Wang Chen, Niu Yue, Zhang Li, Zhang Ting, Bai Jianping

机构信息

Department of General Surgery, The 983, Hospital of Joint Logistic Support Force of PLA, 60 Huang Wei Road, Tianjin, 100042, People's Republic of China.

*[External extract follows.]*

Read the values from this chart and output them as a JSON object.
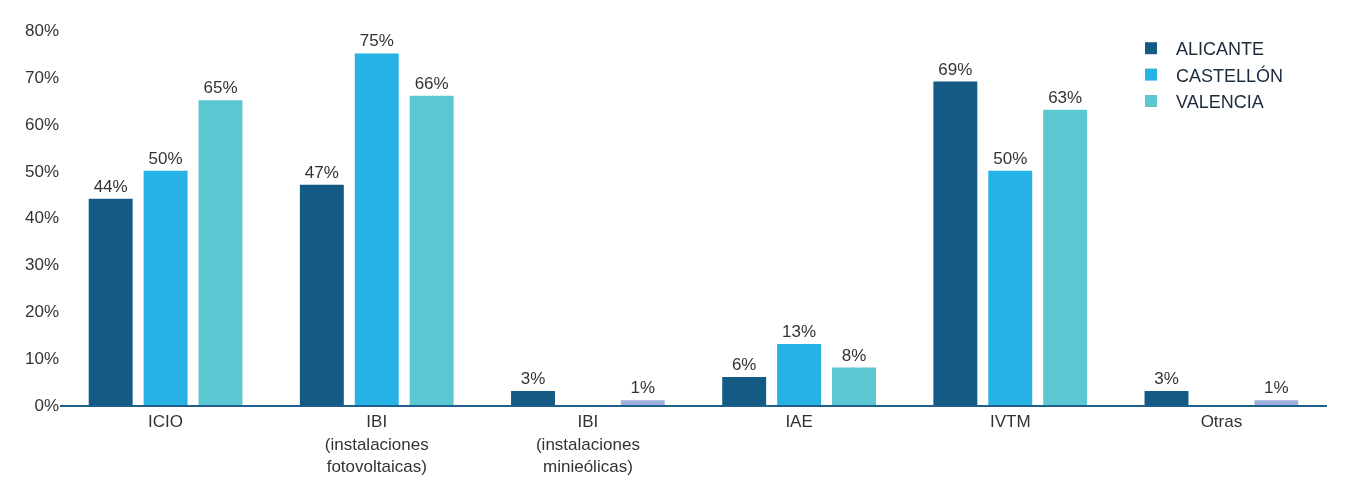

Center of Thyroid Treatment, The 983, Hospital of Joint Logistic Support Force of PLA, Tianjin, China.

出版信息

Updates Surg. 2025 Jan 27. doi: 10.1007/s13304-025-02085-5.

Abstract

To explore the safety and clinical efficacy of radiofrequency ablation (RFA) for papillary thyroid microcarcinoma (PTMC) located in the isthmus. This prospective study enrolled patients with single isthmus PTMC admitted to General Surgery Department of 983rd Hospital of Joint Logistic Support Force of PLA from 2017 to 2022. After ablation, the ultrasound and contrast-enhanced ultrasound (CEUS) were performed to follow up the outcomes at 1, 3, 6, 12, 18, and 24 months. The volume reduction rates (VRR), disappearance rates (DR), incidence of complications, recurrence, and lymph node metastasis were recorded. A total of 135 patients were enrolled in this study, including 26 men and 109 women. The average age was 41.07±13.60 years old. The average diameter of PTMC was 0.68 ±0.17cm. After ablation, the DRs at 1, 3, 6, 12, 18 months, and 24 months were 0.0% (0/135), 10.4% (14/135), 52.6% (71/135), 81.5% (110/135), 100% (135/135), and 100% (135/135), and the VRRs at 1, 3, 6, 12, 18 months, and 24 months were 66.18±12.57%, 82.42±12.01%, 93.33±8.70%, 98.58±3.71%, 100.00±0.00%, 100.00±0.00%. Two patients suffered recurrence of PTMC in the thyroid at 6 and 12 months after ablation, and one patient suffered cervical lymph node metastases at 18 months after ablation. No patient had serious complications, including death, hemorrhage, or thermal injury to peripheral organs. RFA was a safe and effective treatment for isthmus PTMC, which may add new choices to the treatment strategy for patients.

摘要

探讨射频消融(RFA)治疗位于甲状腺峡部的甲状腺微小乳头状癌(PTMC)的安全性和临床疗效。本前瞻性研究纳入了2017年至2022年期间解放军联勤保障部队第983医院普通外科收治的单发甲状腺峡部PTMC患者。消融后,在1、3、6、12、18和24个月进行超声及超声造影(CEUS)随访观察疗效。记录体积缩小率(VRR)、消失率(DR)、并发症发生率、复发及淋巴结转移情况。本研究共纳入135例患者,其中男性26例,女性109例。平均年龄为41.07±13.60岁。PTMC平均直径为0.68±0.17cm。消融后,1、3、6、12、18个月及24个月时的DR分别为0.0%(0/135)、10.4%(14/135)、52.6%(71/135)、81.5%(110/135)、100%(135/135)和100%(135/135),1、3、6、12、18个月及24个月时的VRR分别为66.18±12.57%、82.42±12.01%、93.33±8.70%、98.58±3.71%、100.00±0.00%、100.00±0.00%。2例患者在消融后6个月和12个月时甲状腺PTMC复发,1例患者在消融后18个月时出现颈部淋巴结转移。无患者发生严重并发症,包括死亡、出血或周围器官热损伤。RFA治疗甲状腺峡部PTMC安全有效,可为患者的治疗策略增加新的选择。